How do you solve #|7 - 6x| <= -4#?

1 Answer

Answer:

#x >= +11/6 or x <=1/2 #

Set the +value #<= -4 and -"value" <= -4# and solve.

Explanation:

The absolute value can be either a negative or a positive value. It is the distance from the value to zero. So the answer that comes out is the same regardless if the answer inside is negative or positive.

Set # +1 xx ( 7 - 6x) <= -4# and solve for the positive value.

This gives

# 7- 6x <= -4 " "# subtract -7 from both sides.

# 7-7 - 6x <= -4 -7" " # This gives

# -6x <= -11 " "# divide everything by -1 . The sign will change.

# (- x)/-1 >= (-11)/(6xx-1)" " # This gives

# x >= + 11/6 #

#( -1)/-1 = +1 # the opposite of -a - is +a (Dividing by a negative always gives you the opposite of what you start with)
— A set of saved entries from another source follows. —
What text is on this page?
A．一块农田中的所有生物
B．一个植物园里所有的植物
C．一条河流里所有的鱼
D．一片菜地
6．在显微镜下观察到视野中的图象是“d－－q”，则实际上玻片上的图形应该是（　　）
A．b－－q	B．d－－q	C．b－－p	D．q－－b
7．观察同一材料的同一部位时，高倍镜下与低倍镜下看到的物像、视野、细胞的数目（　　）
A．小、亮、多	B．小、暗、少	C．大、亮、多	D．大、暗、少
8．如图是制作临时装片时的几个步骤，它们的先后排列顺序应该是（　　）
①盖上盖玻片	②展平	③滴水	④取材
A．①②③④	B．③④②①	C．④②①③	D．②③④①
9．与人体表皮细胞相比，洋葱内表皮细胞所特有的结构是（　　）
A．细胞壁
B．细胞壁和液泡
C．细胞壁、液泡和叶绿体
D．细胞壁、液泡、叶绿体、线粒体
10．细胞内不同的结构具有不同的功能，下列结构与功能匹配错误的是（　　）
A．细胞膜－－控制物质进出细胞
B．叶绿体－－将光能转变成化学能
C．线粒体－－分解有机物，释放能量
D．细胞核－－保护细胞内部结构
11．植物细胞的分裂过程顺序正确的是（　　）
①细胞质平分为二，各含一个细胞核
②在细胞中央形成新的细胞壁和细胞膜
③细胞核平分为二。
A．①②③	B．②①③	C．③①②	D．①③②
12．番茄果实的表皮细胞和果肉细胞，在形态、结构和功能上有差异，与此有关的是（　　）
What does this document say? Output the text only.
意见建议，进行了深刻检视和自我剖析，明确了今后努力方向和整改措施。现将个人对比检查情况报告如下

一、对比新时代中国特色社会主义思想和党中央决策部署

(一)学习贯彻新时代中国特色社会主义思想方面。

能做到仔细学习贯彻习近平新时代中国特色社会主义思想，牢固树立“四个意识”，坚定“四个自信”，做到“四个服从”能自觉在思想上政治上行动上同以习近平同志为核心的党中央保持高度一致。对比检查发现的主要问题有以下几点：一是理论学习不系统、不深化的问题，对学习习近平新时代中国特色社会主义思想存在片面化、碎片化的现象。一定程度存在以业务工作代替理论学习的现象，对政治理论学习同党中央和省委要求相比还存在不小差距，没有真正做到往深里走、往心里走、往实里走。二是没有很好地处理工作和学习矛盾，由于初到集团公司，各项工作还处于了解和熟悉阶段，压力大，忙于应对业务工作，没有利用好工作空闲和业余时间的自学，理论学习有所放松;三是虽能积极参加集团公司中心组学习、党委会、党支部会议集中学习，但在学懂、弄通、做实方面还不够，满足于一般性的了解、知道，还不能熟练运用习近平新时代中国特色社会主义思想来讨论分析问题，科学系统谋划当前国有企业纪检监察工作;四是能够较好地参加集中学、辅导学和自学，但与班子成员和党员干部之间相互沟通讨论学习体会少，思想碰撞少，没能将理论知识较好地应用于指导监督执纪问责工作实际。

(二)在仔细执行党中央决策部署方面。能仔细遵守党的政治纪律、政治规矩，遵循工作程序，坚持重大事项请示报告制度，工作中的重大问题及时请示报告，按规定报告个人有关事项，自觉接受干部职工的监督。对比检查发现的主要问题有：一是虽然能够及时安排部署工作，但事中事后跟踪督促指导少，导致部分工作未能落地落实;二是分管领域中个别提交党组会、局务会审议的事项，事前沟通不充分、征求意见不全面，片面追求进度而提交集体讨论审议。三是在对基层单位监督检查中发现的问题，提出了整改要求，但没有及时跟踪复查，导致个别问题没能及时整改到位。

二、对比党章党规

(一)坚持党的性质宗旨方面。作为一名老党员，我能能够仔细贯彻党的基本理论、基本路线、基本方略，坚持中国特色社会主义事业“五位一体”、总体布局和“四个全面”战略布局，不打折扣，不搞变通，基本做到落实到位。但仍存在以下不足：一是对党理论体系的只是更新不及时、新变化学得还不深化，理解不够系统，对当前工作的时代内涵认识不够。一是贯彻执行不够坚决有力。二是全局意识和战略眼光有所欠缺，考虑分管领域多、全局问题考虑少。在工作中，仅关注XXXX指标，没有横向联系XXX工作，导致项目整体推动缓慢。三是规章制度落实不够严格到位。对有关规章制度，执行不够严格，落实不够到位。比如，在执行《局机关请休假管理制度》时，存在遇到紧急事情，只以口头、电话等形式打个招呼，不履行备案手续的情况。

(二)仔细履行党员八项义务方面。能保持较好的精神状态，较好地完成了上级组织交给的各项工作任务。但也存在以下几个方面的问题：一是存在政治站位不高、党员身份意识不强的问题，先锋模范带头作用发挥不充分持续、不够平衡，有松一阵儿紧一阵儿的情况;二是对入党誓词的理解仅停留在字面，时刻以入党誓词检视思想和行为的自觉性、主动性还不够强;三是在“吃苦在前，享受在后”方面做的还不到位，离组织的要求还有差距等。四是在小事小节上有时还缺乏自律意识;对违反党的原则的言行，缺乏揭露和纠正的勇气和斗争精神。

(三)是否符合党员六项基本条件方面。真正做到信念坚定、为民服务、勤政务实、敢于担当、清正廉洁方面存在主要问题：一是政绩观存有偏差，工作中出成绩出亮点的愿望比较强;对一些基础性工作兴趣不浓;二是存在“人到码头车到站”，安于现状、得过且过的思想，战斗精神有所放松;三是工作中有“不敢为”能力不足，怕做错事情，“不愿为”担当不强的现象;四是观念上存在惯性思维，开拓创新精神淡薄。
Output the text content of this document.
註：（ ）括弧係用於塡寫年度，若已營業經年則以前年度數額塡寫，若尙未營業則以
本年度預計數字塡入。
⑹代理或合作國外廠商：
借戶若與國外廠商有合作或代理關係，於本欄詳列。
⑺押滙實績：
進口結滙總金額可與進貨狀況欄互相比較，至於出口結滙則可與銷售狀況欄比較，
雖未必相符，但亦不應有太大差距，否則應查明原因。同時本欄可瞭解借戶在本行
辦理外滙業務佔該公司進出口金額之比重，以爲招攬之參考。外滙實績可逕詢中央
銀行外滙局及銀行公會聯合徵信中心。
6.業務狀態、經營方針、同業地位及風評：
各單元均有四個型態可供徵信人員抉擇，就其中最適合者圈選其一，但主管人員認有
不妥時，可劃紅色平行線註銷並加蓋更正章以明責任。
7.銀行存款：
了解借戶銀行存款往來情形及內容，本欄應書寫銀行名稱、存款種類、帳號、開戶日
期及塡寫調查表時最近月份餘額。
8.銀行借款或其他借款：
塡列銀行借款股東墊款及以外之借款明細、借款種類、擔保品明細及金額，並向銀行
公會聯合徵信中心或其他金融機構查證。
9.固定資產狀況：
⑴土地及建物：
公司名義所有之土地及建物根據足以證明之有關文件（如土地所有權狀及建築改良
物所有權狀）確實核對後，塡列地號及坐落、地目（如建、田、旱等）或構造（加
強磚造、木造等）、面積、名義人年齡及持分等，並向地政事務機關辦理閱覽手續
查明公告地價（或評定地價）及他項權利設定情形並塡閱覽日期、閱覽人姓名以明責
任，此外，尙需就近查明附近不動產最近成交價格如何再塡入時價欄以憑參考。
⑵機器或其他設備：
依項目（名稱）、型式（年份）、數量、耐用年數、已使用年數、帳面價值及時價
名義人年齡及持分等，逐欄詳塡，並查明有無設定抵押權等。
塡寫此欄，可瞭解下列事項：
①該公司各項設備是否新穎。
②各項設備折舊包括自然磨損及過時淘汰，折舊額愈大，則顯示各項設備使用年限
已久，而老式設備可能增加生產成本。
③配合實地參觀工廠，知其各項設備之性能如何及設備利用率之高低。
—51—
When you divide an inequality by a negative number the inequality sign in the middle changes around.

# (-11)/(-1 xx6) = + 11/6# (Dividing by a negative always gives you the opposite sign of what you start with)

Then set # -1( 7-6x ) <= -4" "# and solve for x .This gives

#-7 + 6x <= -4" "# add seven to both sides

#-7 +7 + 6x <= -4 + 7 " "# this gives

#6x <= + 3 " " # Divide both sides by 6

# (6x)/6<= +3/6" "# this gives

#x <= 1/2#

Note that as the x is positive, dividing by +1 would not change any of the values, so is not necessary.